5 Rating: 5, Useful: 12 / 12
Date: December 16, 2006
Author: Amazon User

Polarium is a game with a simple concept: you're given a pattern of white and black blocks, and your tool is the ability to draw a line through it. Each block it passes through switches color. To clear a puzzle, you need to use one unbroken line to fix all of the rows of blocks on-screen so that each individual row is either all black or all white. If you've played the DS version before, you probably remember that it was challenging, but kind of stark and repetitive. With no special blocks to break up the black-and-white monotony, it got kind of tiring. The stylus control was a good showcase of the DS's abilities, but it was also easy to mess up with all those tiny squares, not to mention you could be blocking your line of sight.

The GBA game fixes all of this.

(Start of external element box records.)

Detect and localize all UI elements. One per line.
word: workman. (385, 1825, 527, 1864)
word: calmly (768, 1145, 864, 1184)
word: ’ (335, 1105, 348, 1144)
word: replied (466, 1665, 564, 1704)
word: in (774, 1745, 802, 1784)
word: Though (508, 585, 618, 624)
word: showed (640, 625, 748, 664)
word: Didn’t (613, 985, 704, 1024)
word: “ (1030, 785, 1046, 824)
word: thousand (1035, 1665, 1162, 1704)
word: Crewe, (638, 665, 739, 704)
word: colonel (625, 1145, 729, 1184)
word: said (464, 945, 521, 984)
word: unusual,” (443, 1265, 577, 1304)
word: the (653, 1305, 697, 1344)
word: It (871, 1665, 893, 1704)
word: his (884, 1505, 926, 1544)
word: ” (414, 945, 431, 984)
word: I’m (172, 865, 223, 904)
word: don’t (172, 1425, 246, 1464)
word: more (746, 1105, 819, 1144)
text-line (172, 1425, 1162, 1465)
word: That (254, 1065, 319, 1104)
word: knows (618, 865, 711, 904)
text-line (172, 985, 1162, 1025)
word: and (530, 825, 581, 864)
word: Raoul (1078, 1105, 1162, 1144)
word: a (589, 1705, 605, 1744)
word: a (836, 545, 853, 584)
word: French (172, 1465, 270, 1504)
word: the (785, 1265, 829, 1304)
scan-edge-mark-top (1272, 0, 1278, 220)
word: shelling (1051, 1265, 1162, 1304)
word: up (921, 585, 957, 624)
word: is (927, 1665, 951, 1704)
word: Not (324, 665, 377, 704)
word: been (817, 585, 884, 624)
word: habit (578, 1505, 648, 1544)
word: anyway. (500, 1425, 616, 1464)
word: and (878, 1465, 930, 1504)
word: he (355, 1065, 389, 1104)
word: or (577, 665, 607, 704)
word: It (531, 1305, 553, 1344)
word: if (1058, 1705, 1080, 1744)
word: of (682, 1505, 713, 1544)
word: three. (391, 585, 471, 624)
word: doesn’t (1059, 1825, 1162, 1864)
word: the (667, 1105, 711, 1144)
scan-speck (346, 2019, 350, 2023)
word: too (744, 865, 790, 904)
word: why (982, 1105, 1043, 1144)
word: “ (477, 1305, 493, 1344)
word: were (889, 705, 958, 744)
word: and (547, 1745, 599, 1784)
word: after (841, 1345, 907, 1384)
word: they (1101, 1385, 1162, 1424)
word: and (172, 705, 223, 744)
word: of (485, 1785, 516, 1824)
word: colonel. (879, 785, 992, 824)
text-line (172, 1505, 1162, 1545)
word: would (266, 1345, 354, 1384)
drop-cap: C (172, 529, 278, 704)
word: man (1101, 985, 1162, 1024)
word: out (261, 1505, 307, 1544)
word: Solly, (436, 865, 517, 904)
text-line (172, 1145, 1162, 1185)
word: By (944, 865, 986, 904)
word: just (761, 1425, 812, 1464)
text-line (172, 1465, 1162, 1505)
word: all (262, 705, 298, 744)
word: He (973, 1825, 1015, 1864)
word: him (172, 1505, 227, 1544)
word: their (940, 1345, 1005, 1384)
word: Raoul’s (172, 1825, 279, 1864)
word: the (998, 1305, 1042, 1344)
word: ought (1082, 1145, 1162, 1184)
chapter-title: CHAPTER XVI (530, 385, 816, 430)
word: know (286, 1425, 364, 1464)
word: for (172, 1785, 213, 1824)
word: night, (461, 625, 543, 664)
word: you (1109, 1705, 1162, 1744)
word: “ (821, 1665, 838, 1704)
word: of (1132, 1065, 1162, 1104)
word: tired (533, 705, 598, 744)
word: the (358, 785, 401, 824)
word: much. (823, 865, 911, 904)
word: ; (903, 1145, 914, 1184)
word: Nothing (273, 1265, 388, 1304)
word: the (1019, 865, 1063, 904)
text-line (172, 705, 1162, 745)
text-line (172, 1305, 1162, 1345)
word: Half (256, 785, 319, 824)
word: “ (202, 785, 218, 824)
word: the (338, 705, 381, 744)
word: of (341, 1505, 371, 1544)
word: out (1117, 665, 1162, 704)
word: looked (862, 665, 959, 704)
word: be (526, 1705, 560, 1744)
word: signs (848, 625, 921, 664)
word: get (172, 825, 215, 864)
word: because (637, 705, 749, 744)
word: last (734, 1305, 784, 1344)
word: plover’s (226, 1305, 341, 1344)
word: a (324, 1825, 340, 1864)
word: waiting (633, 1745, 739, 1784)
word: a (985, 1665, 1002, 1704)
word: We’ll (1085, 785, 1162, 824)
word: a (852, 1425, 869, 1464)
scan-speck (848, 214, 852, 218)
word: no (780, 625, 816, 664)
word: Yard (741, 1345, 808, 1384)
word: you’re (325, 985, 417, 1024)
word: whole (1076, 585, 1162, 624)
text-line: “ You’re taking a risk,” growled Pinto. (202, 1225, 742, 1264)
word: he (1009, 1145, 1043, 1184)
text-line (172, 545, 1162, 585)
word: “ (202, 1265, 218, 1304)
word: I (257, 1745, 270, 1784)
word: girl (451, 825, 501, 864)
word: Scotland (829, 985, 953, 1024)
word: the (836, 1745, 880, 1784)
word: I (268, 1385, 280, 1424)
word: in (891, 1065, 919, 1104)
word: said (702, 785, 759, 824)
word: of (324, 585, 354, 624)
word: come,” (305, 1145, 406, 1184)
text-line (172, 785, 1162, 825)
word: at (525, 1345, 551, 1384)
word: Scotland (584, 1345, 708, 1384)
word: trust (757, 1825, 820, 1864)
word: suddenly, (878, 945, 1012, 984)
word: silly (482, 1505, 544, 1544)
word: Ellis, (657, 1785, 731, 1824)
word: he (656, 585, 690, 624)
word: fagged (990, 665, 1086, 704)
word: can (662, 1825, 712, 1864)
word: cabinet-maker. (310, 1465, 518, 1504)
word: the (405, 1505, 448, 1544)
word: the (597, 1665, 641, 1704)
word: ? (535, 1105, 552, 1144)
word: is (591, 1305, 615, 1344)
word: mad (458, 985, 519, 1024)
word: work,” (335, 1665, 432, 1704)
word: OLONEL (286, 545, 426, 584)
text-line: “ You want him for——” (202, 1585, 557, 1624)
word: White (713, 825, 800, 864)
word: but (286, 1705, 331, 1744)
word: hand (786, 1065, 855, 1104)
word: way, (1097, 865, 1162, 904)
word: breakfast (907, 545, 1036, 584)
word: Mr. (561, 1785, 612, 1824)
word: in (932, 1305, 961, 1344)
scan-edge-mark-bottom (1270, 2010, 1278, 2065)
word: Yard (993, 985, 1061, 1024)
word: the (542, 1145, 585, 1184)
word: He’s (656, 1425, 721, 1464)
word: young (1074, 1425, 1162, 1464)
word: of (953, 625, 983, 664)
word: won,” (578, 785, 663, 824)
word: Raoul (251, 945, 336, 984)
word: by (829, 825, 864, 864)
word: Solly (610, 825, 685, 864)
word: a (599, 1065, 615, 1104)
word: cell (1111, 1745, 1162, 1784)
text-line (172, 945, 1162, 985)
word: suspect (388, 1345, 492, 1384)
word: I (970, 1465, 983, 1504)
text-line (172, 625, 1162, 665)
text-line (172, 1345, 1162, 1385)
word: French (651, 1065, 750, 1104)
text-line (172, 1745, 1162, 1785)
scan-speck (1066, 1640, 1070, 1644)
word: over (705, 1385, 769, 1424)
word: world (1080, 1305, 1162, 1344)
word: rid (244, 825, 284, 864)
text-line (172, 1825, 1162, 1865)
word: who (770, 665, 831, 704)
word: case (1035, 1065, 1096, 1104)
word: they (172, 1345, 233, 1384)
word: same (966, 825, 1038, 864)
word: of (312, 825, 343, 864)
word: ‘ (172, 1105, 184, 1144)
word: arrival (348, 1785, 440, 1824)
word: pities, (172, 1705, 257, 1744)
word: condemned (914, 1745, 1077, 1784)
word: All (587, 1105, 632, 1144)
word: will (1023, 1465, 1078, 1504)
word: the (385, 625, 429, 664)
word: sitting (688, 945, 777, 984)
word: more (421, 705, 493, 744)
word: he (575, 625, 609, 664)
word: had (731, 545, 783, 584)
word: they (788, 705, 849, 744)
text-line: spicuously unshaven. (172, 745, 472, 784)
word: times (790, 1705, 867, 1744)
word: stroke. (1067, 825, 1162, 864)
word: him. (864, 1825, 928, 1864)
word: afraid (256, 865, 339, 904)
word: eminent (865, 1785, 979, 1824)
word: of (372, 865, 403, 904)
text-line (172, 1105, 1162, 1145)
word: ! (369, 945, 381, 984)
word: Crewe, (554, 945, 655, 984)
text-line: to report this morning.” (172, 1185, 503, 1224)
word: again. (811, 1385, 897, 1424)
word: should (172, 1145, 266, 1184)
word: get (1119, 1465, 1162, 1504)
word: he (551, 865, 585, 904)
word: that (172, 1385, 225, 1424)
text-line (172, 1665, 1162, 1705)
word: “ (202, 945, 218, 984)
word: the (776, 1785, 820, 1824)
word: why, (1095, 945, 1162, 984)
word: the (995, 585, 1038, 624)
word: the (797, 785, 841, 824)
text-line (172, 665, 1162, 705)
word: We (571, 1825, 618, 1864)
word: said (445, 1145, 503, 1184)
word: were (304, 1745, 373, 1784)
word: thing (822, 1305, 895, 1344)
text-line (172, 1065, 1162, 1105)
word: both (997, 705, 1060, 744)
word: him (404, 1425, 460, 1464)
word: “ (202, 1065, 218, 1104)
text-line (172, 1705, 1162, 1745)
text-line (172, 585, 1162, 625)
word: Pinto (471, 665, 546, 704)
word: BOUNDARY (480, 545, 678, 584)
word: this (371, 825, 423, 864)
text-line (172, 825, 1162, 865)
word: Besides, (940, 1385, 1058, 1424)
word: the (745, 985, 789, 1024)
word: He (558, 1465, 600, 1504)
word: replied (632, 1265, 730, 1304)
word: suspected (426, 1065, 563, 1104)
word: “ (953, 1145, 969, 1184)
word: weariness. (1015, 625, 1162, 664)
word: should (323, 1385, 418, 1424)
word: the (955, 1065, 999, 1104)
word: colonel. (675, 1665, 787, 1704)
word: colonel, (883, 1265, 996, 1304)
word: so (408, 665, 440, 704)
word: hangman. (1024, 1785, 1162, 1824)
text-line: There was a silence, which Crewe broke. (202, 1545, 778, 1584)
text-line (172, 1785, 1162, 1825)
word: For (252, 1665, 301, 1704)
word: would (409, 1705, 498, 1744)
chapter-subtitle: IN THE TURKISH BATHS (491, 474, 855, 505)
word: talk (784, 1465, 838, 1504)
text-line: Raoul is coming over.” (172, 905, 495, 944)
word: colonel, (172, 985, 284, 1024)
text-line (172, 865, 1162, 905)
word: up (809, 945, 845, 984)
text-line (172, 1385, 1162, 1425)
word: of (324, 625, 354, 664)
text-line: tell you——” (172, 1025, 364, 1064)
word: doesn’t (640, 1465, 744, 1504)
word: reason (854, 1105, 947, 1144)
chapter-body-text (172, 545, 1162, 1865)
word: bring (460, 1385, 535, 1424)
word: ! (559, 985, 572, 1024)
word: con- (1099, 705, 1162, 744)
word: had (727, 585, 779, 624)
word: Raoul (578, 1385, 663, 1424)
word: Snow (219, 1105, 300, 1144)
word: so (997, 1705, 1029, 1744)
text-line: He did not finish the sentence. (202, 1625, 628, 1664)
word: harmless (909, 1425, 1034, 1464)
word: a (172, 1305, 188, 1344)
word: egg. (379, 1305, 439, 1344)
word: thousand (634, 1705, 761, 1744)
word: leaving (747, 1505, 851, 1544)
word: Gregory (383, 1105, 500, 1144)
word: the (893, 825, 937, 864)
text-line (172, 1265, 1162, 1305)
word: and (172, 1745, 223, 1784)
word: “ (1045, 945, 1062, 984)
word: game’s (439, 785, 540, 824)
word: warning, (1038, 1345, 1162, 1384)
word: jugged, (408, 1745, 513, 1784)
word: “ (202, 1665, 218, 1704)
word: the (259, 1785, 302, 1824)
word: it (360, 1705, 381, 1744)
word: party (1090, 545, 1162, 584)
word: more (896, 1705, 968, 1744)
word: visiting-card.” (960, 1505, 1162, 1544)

You can change the 'skin' of the blocks you're playing with in the 365-puzzle Daily Mode (which you can play straight - there's no limit to how much you can do in a day), which lets you add a dash of color if you want it. Plus there are new blocks to add to the challenge. When you clear a row of hurdle blocks, everything above it falls into the spaces below. If they don't also make rows of the same color, then you have to change your approach. You'll also get X'ed out blocks in corners and along the edges of the field, which may force you to rethink a puzzle that would have been easy otherwise. Finally, there are Joker tiles, which are not affected by your color-changing line and instead turn into the color of the solid tiles only if they're all the same color.

There's more, too. The first time through a puzzle, you can do it any way you want. Then you can go through it again, and you'll get two markers on the screen. You must start at one marker and end at the other, and you have a limit on the number of blocks you can pass through. You'll first wonder how the heck you're going to solve it that way, but once you figure it out, you'll find it's actually the shortest way to solve the puzzle. Also, when you clear a screen and still have 10 moves left, that's a proud moment.

Great game, far superior to the DS version and highly recommendable for the $20 MSRP.